At Werk Thoroughbred Consultants, Inc., where I work during the day, the brilliant pedigree analyst Roger Lyons has developed an index which he calls the DLI (dam line index) that gives an indication of the class of a tail-female line, dam by dam, over seven generations. As a frame of reference, here are the DLI’s for the Derby contenders from the 2010 Derby. [As a general rule, higher numbers are better; quality “blue hen” families are usually those in an “inverted pyramid,” with more depth farther back; higher DLI’s up front indicate improving families; for more information, read this and this from Roger Lyons.]
Tonalist/Settling Mist has the inverted DLI profile.
Here it is: 0.00/2.00/2.89/9.57/11.34/8.75/5.46
I’ve included this here to indicate the class of the family.
So, to tie the strings together on Tonalist, he’s shown he can get nine furlongs already; he’s got the best young dirt sire in the country; he’s from the A.P. Indy line; his broodmare sire is a Derby-winning source of stamina; he’s represented by quite a number of chefs-de-race in his pedigree, an indication of quality; he’s got the preferred classic-heavy DP; he’s from the family of A.P. Indy; he’s inbred 5×4 to Northern Dancer; and his DLI is extraordinarily strong.
Commissioner is one of four A.P. Indys from the stallion’s last crop of 36 foals nominated to the Triple Crown. He, like Tonalist, is a winner at a mile and a eighth—in fact, twice.

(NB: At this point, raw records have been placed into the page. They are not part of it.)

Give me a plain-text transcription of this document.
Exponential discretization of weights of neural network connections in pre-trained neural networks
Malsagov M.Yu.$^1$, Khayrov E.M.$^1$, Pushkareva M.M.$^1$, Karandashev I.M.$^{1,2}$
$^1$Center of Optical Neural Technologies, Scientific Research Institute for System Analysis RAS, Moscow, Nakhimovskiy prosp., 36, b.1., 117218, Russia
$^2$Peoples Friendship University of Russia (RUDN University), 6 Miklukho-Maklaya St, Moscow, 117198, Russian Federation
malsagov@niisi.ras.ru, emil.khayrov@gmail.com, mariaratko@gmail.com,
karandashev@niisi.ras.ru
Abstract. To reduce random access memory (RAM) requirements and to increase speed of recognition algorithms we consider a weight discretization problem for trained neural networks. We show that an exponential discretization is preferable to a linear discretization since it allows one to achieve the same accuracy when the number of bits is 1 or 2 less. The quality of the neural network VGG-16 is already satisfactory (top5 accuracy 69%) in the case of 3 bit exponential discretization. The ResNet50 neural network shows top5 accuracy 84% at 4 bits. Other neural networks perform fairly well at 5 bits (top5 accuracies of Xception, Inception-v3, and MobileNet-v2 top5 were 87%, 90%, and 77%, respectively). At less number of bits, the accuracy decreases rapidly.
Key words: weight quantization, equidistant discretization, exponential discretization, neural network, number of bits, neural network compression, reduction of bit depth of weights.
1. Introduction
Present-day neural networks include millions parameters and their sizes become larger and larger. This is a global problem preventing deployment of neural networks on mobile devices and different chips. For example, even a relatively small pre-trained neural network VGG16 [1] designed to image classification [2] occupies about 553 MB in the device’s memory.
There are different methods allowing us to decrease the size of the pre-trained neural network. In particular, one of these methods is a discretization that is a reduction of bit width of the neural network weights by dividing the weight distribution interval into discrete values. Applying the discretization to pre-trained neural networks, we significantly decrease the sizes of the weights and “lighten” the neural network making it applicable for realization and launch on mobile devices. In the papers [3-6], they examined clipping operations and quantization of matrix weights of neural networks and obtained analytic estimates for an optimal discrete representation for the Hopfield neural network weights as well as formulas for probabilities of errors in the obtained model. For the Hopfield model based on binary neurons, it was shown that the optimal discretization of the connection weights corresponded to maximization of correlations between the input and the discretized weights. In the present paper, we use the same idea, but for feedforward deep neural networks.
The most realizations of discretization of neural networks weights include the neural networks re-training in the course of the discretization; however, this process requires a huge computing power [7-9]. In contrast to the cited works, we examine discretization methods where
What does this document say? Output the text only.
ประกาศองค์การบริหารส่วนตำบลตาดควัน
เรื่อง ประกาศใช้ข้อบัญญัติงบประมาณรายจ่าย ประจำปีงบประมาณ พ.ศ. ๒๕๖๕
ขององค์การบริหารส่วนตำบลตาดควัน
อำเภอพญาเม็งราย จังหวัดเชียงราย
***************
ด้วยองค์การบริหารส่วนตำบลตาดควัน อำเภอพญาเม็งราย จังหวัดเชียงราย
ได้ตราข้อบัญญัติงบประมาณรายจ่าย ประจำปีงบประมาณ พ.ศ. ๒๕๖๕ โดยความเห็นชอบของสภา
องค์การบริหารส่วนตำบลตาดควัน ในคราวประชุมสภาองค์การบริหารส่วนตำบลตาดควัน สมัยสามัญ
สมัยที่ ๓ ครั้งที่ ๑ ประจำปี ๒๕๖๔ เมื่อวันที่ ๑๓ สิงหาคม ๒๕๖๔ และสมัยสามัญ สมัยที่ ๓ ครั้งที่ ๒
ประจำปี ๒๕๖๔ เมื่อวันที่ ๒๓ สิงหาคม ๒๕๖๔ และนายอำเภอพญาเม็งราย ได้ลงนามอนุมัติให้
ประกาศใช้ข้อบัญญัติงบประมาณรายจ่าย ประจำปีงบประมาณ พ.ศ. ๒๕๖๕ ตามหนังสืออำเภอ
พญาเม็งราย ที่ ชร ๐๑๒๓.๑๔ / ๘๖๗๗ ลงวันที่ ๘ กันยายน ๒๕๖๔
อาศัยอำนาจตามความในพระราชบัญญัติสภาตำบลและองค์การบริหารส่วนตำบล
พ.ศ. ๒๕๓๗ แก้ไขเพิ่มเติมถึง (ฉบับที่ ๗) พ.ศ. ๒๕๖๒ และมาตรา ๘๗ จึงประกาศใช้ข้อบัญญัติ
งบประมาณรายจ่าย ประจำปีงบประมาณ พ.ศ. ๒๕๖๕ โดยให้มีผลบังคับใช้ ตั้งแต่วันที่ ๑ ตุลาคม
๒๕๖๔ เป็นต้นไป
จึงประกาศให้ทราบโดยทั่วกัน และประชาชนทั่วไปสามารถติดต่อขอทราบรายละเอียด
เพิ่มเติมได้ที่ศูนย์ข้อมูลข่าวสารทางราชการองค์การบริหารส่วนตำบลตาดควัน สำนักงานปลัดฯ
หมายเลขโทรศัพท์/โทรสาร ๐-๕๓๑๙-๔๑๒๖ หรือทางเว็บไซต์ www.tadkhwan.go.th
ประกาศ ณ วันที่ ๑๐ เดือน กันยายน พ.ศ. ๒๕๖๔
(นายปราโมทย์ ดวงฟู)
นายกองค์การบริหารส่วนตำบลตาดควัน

He won this race defeating Top Billing in January, and before that he won this race at 2. Bred and raced by WinStar, Commissioner has a classic-heavy DP of 5-11-20-0-0, and he’s bred on the successful A.P. Indy/Deputy Minister nick responsible for, among others, Belmont winner Rags to Riches. He doesn’t have the high-end female family of Rags to Riches, but he’s got the best sire of all the Triple Crown nominees. Commissioner is inbred 4×4 to Buckpasser and 5×5 to Hail to Reason—two quality sources of class and stamina.
Top Billing flattered Commissioner by reappearing after the the second to him with this win at a mile and a sixteenth, giving every indication he’d have been even better at a mile and an eighth. Like last year’s Belmont winner Palace Malice, Top Billing is by Curlin, a Preakness winner who lost a memorable Belmont to Rags to Riches. W.S. Farish stands Curlin (and stood A.P. Indy) at his Lane’s End Farm and bred Palace Malice and is co-breeder and co-owner with longtime partner E. J. Hudson Jr. of Top Billing.
Top Billing has the preferred classic-heavy DP, 6-9-20-1-0, and he’s inbred to Nashua 5×5 and to Northern Dancer 5×5. He’s from the immediate family of Derby runner-up Bodemeister.